Recursive deep research with durable subagents

An LLM agent that decomposes a topic, spawns parallel subagents, and joins their results — every call durable and recoverable.

Deep Research Agent banner

A research agent receives a broad topic, asks an LLM to break it into 2–3 subtopics, and recursively dispatches each subtopic to itself. Every LLM call and every recursive subagent is a durable promise — kill the worker mid-research, the tree resumes from the last unanswered branch.

SDK versions

TypeScript: @resonatehq/sdk v0.10.1 (current). Python: resonate-sdk v0.6.x against the legacy Resonate Server.
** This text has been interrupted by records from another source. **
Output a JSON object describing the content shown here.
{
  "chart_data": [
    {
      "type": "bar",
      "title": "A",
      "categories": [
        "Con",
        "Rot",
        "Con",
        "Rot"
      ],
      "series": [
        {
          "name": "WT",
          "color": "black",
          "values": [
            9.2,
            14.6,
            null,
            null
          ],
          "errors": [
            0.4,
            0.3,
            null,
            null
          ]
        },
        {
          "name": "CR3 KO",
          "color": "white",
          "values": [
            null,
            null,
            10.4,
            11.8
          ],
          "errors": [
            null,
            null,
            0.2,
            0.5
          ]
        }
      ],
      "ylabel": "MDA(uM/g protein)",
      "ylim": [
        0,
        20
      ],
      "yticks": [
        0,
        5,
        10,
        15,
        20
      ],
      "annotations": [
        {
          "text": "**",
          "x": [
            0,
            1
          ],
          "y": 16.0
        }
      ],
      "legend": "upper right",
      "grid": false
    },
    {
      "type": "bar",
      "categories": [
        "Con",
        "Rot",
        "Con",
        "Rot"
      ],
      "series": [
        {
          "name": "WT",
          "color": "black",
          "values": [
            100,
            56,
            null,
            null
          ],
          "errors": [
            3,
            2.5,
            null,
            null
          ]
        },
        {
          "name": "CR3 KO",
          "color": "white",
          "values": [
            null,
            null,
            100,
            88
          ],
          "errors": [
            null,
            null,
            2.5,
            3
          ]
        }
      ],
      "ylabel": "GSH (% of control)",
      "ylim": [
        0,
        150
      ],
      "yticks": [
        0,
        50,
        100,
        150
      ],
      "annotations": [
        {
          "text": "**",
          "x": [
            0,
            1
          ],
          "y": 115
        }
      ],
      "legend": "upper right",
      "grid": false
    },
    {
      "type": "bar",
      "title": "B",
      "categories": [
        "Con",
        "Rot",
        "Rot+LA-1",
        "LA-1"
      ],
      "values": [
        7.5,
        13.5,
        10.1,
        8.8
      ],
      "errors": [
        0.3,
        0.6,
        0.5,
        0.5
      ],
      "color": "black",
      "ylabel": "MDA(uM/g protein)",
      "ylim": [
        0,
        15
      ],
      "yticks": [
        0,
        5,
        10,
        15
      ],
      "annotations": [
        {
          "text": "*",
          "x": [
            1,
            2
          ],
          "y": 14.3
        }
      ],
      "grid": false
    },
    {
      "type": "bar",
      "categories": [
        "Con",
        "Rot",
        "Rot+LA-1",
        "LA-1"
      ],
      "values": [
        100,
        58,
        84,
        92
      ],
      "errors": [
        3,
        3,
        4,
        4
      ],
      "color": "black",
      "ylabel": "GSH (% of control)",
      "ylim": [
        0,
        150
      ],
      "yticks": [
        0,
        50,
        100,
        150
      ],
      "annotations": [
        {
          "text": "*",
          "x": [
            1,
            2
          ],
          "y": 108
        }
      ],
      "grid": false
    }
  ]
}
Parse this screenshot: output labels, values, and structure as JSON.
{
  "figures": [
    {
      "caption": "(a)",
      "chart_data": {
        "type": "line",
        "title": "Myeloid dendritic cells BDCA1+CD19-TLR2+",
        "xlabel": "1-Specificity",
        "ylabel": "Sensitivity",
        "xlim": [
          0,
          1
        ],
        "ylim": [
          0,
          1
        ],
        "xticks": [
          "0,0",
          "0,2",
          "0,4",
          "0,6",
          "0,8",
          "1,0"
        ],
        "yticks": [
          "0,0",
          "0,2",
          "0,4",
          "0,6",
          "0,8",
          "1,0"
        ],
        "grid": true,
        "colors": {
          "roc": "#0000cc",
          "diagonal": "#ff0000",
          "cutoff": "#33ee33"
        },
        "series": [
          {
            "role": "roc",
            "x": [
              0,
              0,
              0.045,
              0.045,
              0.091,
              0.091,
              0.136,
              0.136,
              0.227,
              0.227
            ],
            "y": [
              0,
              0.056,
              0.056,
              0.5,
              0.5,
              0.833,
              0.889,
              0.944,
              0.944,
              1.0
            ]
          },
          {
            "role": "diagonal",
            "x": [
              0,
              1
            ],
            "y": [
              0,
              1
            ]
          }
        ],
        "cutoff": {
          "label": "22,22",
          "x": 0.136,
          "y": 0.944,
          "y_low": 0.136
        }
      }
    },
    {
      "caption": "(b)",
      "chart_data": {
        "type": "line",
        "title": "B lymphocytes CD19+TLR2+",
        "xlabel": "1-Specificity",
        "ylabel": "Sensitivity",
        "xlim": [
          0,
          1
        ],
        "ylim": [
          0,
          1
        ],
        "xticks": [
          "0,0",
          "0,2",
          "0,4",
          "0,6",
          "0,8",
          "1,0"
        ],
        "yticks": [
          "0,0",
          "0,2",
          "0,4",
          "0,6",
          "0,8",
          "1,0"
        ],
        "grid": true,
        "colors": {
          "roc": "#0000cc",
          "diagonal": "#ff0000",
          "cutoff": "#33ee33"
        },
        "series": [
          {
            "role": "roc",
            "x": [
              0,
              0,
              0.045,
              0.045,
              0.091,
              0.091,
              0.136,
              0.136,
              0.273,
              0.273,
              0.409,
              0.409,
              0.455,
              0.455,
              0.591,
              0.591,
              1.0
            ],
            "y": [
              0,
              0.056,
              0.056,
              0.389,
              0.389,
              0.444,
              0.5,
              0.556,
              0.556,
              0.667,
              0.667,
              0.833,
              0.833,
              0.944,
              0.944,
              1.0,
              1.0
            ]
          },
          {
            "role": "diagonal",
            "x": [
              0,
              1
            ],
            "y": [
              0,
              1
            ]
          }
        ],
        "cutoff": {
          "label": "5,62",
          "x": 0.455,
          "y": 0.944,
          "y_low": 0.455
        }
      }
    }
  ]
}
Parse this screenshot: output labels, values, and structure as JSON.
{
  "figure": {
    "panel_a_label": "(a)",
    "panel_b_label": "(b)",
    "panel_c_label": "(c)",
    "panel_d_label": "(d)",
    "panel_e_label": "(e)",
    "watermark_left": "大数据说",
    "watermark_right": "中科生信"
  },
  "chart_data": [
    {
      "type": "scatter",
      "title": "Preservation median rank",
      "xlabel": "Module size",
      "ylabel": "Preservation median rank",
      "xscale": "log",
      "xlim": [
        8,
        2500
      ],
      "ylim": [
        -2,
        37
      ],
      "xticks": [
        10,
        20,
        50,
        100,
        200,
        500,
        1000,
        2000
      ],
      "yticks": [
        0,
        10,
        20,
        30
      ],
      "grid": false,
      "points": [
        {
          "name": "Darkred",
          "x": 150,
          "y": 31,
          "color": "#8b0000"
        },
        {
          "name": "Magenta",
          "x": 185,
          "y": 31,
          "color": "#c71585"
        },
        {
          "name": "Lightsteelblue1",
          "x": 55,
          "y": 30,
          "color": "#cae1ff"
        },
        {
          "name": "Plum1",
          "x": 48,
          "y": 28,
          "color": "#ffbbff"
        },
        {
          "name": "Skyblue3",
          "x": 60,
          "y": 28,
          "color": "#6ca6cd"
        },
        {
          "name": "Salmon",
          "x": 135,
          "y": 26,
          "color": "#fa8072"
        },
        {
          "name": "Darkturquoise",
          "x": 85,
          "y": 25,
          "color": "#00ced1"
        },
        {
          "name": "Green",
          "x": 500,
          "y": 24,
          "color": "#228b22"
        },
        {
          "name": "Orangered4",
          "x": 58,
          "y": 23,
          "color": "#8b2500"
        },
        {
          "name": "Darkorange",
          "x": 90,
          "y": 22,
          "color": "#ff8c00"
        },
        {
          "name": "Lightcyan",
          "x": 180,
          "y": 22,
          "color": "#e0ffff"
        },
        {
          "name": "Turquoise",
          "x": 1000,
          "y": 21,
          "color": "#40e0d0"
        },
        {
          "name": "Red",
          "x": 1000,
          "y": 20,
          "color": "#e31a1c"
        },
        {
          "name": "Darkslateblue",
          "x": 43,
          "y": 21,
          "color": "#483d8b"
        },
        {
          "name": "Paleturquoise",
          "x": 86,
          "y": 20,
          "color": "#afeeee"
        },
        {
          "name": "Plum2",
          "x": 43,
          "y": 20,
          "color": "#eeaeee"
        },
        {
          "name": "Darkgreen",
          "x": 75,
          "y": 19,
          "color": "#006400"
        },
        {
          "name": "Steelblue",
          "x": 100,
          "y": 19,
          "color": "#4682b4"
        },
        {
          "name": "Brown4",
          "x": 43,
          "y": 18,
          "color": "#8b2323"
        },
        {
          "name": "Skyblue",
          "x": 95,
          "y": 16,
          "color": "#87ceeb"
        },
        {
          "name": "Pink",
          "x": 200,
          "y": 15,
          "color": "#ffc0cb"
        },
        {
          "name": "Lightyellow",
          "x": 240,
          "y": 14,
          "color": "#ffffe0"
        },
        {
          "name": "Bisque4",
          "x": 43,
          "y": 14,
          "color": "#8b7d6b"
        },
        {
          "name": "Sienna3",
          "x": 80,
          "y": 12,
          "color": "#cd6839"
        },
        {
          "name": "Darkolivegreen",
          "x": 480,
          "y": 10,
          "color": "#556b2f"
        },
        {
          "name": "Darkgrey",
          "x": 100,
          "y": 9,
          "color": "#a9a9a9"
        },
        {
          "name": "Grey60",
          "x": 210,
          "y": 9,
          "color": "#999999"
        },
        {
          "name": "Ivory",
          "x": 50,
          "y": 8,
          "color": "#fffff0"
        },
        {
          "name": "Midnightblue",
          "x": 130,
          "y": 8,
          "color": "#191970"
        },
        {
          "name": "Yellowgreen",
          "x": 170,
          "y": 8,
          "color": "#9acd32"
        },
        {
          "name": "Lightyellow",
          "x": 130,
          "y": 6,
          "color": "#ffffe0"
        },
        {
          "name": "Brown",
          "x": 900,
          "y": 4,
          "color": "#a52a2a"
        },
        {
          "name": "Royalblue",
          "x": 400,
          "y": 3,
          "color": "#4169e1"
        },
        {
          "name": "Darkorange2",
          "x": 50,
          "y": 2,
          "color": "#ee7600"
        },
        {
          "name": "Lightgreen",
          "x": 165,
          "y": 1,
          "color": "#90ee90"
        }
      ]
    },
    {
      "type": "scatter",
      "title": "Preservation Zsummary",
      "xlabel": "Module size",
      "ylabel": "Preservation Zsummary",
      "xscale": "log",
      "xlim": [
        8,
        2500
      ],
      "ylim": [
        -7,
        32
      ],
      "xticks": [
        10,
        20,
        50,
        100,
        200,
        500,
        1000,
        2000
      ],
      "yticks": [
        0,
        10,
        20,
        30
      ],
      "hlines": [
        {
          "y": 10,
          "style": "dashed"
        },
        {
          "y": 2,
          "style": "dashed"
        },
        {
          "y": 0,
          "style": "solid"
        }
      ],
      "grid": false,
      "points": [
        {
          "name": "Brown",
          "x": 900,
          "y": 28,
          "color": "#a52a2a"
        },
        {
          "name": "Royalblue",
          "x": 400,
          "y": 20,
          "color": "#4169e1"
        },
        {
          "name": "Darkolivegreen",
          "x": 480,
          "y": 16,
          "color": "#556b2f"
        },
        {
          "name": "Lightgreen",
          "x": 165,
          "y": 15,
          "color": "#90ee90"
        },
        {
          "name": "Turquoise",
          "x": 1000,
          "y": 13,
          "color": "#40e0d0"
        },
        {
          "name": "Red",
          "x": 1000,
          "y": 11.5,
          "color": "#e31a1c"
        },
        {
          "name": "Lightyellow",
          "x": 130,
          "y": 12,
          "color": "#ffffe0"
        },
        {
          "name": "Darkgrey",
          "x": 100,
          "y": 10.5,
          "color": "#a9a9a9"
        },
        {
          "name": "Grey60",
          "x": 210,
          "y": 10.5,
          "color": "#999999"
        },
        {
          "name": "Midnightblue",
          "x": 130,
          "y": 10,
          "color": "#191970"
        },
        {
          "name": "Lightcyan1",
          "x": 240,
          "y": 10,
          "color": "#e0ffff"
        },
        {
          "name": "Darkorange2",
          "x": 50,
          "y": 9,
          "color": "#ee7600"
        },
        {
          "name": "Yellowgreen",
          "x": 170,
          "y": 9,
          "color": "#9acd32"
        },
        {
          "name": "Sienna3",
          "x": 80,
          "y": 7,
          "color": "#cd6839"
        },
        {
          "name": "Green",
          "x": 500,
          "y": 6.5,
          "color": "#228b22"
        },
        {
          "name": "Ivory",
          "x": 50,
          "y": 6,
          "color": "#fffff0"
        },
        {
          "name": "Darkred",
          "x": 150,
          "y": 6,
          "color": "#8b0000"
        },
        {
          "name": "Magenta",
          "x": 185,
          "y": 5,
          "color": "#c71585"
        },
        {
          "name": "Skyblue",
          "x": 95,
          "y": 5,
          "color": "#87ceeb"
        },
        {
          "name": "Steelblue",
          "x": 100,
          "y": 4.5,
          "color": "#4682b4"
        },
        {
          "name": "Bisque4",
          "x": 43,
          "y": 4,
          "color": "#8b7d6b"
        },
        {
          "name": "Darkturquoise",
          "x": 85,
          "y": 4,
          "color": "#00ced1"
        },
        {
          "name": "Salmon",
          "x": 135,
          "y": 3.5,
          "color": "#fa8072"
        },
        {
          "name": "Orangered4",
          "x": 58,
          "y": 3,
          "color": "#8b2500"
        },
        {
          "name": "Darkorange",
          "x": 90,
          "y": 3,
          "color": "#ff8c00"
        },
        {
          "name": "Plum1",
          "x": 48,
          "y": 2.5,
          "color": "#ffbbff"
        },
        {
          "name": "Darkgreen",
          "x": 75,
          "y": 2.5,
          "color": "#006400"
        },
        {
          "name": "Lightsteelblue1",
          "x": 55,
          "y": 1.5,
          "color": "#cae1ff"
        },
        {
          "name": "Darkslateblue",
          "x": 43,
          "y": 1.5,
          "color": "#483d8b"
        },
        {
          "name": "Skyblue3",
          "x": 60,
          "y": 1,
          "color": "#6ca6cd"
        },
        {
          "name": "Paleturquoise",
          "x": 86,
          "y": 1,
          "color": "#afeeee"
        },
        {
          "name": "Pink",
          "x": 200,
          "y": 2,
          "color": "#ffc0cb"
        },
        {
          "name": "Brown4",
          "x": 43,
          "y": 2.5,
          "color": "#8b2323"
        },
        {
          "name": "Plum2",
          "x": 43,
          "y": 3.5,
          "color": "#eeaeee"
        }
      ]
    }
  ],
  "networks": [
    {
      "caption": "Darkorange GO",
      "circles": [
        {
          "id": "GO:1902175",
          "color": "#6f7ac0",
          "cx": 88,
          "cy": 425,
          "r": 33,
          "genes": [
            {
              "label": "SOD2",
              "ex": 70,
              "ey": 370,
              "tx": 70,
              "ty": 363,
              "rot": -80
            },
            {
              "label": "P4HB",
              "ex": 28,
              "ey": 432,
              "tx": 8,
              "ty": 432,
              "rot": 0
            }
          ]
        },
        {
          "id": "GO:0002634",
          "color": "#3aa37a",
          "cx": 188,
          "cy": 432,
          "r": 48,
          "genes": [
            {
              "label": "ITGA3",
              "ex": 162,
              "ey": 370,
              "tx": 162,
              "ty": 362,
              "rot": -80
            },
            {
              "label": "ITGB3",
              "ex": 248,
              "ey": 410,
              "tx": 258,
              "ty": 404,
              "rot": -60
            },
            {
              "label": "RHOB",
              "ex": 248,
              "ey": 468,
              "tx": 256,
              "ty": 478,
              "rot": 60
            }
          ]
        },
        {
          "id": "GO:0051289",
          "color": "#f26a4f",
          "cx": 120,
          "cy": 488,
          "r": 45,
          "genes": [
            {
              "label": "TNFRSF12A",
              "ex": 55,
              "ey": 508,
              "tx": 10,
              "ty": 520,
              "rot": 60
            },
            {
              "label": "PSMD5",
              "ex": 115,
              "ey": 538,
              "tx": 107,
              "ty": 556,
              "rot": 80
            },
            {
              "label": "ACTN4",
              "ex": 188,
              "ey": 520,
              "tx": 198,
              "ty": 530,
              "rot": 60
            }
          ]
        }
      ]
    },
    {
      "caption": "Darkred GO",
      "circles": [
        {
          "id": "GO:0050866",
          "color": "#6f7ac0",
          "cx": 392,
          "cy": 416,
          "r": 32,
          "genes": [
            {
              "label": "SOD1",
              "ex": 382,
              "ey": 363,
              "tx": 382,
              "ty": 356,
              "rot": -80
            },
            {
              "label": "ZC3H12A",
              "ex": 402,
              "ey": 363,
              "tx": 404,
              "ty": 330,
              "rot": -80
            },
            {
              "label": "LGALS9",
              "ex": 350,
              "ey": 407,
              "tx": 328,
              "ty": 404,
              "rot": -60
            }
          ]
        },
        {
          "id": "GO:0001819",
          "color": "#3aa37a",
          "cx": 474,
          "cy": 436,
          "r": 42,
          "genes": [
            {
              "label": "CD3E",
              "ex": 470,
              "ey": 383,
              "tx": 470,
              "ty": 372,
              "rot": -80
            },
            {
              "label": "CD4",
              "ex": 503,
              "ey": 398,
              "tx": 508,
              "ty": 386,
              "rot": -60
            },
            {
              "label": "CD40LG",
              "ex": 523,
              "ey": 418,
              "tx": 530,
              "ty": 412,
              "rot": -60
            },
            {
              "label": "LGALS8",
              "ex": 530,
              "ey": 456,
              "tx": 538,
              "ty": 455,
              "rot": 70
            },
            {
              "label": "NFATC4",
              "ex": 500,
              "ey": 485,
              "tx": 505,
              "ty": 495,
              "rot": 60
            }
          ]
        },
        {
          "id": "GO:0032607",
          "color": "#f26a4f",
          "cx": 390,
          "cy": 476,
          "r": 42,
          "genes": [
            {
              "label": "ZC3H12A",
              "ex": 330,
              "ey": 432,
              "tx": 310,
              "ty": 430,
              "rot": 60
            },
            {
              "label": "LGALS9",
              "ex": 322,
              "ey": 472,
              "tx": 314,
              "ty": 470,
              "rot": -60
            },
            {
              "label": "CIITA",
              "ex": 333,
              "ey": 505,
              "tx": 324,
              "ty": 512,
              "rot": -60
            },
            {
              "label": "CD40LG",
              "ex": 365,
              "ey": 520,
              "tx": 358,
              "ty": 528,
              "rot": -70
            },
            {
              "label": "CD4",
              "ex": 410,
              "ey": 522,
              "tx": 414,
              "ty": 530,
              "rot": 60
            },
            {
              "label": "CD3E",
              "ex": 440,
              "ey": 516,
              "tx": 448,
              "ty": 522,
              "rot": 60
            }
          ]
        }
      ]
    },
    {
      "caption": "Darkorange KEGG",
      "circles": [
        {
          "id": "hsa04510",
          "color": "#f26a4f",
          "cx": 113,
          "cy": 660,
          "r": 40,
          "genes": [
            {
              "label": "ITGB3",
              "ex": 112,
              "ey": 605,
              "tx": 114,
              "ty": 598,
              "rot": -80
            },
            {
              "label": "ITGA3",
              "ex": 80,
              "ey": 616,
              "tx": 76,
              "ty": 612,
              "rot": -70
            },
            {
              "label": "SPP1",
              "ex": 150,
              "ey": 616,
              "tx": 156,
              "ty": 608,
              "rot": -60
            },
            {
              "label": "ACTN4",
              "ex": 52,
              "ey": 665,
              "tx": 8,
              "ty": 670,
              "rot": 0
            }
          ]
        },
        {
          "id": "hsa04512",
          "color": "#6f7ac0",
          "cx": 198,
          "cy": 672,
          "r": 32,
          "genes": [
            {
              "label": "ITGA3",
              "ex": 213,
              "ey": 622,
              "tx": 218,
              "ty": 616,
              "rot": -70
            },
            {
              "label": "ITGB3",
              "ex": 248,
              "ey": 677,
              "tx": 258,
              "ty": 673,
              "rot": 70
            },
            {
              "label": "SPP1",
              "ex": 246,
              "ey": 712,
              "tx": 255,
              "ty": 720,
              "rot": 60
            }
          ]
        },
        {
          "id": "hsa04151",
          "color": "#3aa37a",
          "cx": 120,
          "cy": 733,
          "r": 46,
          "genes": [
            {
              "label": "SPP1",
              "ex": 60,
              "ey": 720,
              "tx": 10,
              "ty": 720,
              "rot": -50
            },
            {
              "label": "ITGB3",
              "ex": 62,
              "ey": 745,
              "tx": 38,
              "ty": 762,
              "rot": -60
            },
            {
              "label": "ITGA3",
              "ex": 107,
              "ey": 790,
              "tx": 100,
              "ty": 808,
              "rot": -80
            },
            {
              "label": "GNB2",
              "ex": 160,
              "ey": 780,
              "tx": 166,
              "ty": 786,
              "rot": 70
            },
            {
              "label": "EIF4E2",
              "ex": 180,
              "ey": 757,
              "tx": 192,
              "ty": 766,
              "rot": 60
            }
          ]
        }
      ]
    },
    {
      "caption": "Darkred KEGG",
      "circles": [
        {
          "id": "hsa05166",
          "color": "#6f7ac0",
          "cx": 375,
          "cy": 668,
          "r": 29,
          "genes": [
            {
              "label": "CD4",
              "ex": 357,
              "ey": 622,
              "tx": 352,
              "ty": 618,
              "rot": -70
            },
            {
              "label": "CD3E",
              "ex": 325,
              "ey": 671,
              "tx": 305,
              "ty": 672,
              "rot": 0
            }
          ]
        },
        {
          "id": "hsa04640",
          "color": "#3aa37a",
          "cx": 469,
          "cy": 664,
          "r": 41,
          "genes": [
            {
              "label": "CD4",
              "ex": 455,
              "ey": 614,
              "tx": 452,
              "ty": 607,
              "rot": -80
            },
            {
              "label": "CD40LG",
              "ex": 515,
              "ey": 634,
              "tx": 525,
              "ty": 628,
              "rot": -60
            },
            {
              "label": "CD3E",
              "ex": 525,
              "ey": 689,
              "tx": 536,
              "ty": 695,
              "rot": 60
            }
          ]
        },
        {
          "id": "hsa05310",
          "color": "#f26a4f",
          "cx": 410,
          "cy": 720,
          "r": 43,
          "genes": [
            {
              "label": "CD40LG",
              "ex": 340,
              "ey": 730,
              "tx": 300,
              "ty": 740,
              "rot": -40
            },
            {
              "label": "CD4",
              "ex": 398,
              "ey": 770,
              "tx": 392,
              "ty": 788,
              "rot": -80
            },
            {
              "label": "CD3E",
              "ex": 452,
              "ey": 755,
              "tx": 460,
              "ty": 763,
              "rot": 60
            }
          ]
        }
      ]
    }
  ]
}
Rust: 0.4.0, in active development.

The problem#

Real research is recursive. A topic like "distributed systems" decomposes into "consensus", "replication", "failure detection" — each of which decomposes again. Doing this by hand is tedious; doing it with a single long LLM call hits context limits, takes forever, and can't recover from a transient failure.

Implementing the loop yourself means handling parallelism, retries, partial failure, and crash recovery on top of the LLM logic. Most agents skip recovery entirely — one timeout and the whole tree is lost.

Resonate's solution#

Define one durable function — research(topic, depth) — that prompts the LLM, dispatches subagents recursively when the LLM calls a tool, and joins the results. Each LLM call checkpoints. Each subagent is its own durable execution. Crashes mid-tree resume from the last unfinished branch; nothing re-runs that already finished.

Code walkthrough#

The agent is a single recursive function. Its only inputs are a topic and a depth budget; depth gates whether the LLM can call the research tool again or must summarize.

src/agent.ts
export function* research(
  ctx: Context,
  topic: string,
  depth: number,
): Generator<any, string, any> {
  const messages = [
    { role: "system", content: SYSTEM_PROMPT },
    { role: "user", content: `Research ${topic}` },
  ];

  while (true) {
    // Prompt the LLM. Tool access only when depth > 0.
    const message = yield* ctx.run(prompt, messages, depth > 0);
    messages.push(message);

    if (message.tool_calls) {
      // Fan out: dispatch one durable subagent per tool call, in parallel.
      const handles = [];
      for (const tool_call of message.tool_calls) {
        const args = JSON.parse(tool_call.function.arguments);
        if (tool_call.function.name === "research") {
          const handle = yield* ctx.beginRpc(research, args.topic, depth - 1);
          handles.push([tool_call, handle]);
        }
      }
      // Fan in: each handle is durable; await them in order.
      for (const [tool_call, handle] of handles) {
        const result = yield* handle;
        messages.push({ role: "tool", tool_call_id: tool_call.id, content: result });
      }
    } else {
      return message.content || "";
    }
  }
}

resonate.register("research", research);

The recursion is the whole pattern. ctx.beginRpc (TS) / ctx.rfi (Python) / ctx.run(...).spawn() (Rust) dispatches a child research execution and returns a handle immediately — children run in parallel, each checkpointing on its own LLM calls. The outer loop awaits handles in order and feeds their results back to the LLM as tool messages.

Run it locally#

You need an OpenAI API key, the Resonate Server, and the worker.

code
git clone https://github.com/resonatehq-examples/example-openai-deep-research-agent-ts
cd example-openai-deep-research-agent-ts
npm install
export OPENAI_API_KEY=sk-...
Terminal 1 — Resonate Server
brew install resonatehq/tap/resonate
resonate dev
Terminal 2 — agent
npx tsx src/index.ts

The agent prints a recursive trace as it decomposes the topic. Try killing the worker mid-research and restarting — execution resumes from the last unfinished branch.

Try the depth dial#

The depth argument bounds the recursion. depth=0 forces the LLM to summarize without calling the research tool. depth=1 allows one layer of subagents but their children must summarize. Increase the depth and watch the call graph grow — resonate tree research.1 from the CLI renders the full durable structure.